Hanging in one corner of the Rio Convention Center’s Amazon Room is a banner with Jonathan Duhamel’s picture on it commemorating the best day of his life.
Duhamel got a not-so-subtle reminder of one of his worst early Tuesday when a member of his cheering section urged the professional poker player from Boucherville, Quebec, not to lose his latest World Series of Poker bracelet.
Ouch. With friends like these … right?
Duhamel has experienced a full spectrum of emotions in the past five years, ranging from the high of winning the 2010 WSOP Main Event to the low a year later when he was beaten and robbed in a home invasion that was masterminded by an ex-girlfriend.
Duhamel was back on top Tuesday, as he outlasted several top pros to win the $111,111 buy-in High Roller for One Drop tournament.
“I feel so amazing right now,” Duhamel said. “It doesn’t get any better than that. The biggest buy-in of the whole summer, for charity also — it’s for One Drop — all those things combined it’s an amazing day. It’s probably like my second-best day ever, after the Main Event. It’s so amazing. I feel so blessed, I feel so happy, so lucky to be where I am right now and to have done this.”
The High Roller for One Drop features the largest buy-in at this year’s WSOP and benefits the One Drop Foundation, which provides access to clean water in disadvantaged parts of the world. Duhamel topped a field of 135 entrants and collected $3,989,985 for his victory.
The tournament was delayed for 30 minutes during three-handed play after a male spectator collapsed at 12:31 a.m. Paramedics performed CPR for several minutes before he was taken to a local hospital.
WSOP spokesperson Seth Palansky said Tuesday afternoon there was no update on the unidentified 88-year-old man.
The medical emergency occurred as the flop was dealt with last year’s $1 million buy-in High Roller winner Daniel Colman all-in for his tournament life against businessman William Klein. Colman had to wait half an hour before the final two cards were dealt, and he was eliminated in third place.
Tournament director Jack Effel chose to continue with heads-up play, which resumed at approximately 1:10 a.m. Duhamel, holding pocket kings, eliminated Klein 20 minutes later.
Klein, from Laguna Hills, Calif., said he will donate his $2,465,522 earnings to charity.
“The whole room didn’t know what to think or what to do in that situation. It was really sad,” Duhamel said. “We all wish he’s going to be all right.
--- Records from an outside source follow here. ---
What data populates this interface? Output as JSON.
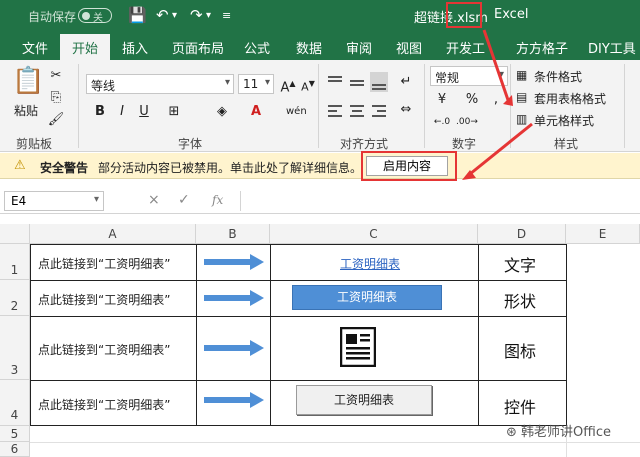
{
  "titlebar": {
    "autosave_label": "自动保存",
    "autosave_state": "关",
    "filename": "超链接.xlsm",
    "appname": "Excel"
  },
  "tabs": [
    "文件",
    "开始",
    "插入",
    "页面布局",
    "公式",
    "数据",
    "审阅",
    "视图",
    "开发工",
    "方方格子",
    "DIY工具箱"
  ],
  "active_tab": "开始",
  "ribbon": {
    "clipboard": {
      "paste_label": "粘贴",
      "group_label": "剪贴板"
    },
    "font": {
      "font_name": "等线",
      "font_size": "11",
      "bold": "B",
      "italic": "I",
      "underline": "U",
      "group_label": "字体"
    },
    "alignment": {
      "group_label": "对齐方式"
    },
    "number": {
      "format": "常规",
      "group_label": "数字"
    },
    "styles": {
      "conditional": "条件格式",
      "table": "套用表格格式",
      "cell": "单元格样式",
      "group_label": "样式"
    }
  },
  "security_bar": {
    "title": "安全警告",
    "message": "部分活动内容已被禁用。单击此处了解详细信息。",
    "enable_button": "启用内容"
  },
  "formula_bar": {
    "name_box": "E4",
    "fx": "fx",
    "cancel": "×",
    "confirm": "✓"
  },
  "columns": [
    "A",
    "B",
    "C",
    "D",
    "E"
  ],
  "rows": [
    "1",
    "2",
    "3",
    "4",
    "5",
    "6"
  ],
  "sheet": {
    "a_text": "点此链接到“工资明细表”",
    "c1_link": "工资明细表",
    "c2_shape": "工资明细表",
    "c4_control": "工资明细表",
    "d1": "文字",
    "d2": "形状",
    "d3": "图标",
    "d4": "控件"
  },
  "watermark": "韩老师讲Office",
  "colors": {
    "accent": "#217346",
    "warning_bg": "#fff4ce",
    "highlight": "#e53535",
    "shape_blue": "#4f8fd6"
  }
}
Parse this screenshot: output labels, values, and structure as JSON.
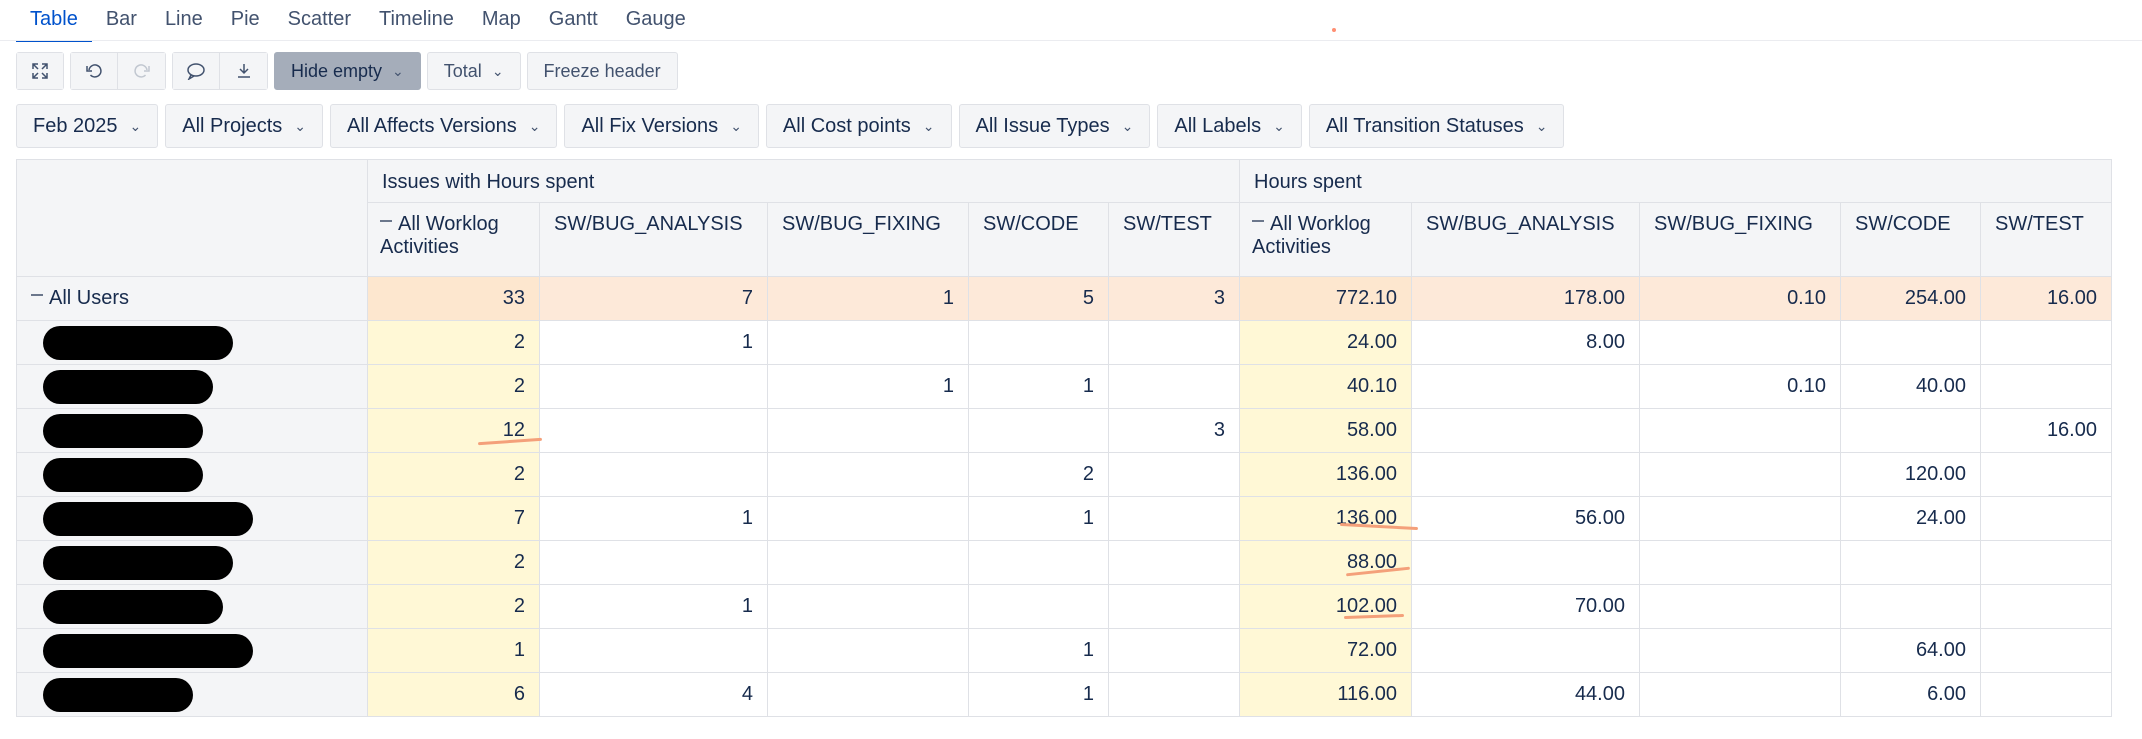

It’s just a poker tournament, so when you put things in perspective, it was not that important in the end compared to what happened over there.”
Duhamel became the first Canadian to win the Main Event in 2010 and took home $8.9 million. That bracelet and more than $100,000 in cash was stolen on Dec. 21, 2011, when two men broke into his condo near Montreal.
Duhamel’s ex-girlfriend Bianca Rojas-Latraverse pleaded guilty in 2012 to breaking and entering, kidnapping and conspiring to commit robbery and was sentenced to 3½ years in prison.
Duhamel joins Joe Cada as the only players since 2002 to capture a bracelet after their Main Event victory. Duhamel has cashed in five events this summer and upped his career WSOP earnings to $13,796,281, which is No. 4 all time.
“Five years ago, I never thought I would win the Main Event. And then in 2010, I never thought I would win two bracelets,” Duhamel said. “The journey to get to where I was to where I am right now, it’s amazing. In life, it’s always going to be up and down. Everybody gets ups, everybody gets downs. It’s part of life, so you just have to deal with it.
“I had some highs, I had some downs like anybody else. It is a big high, that’s for sure.”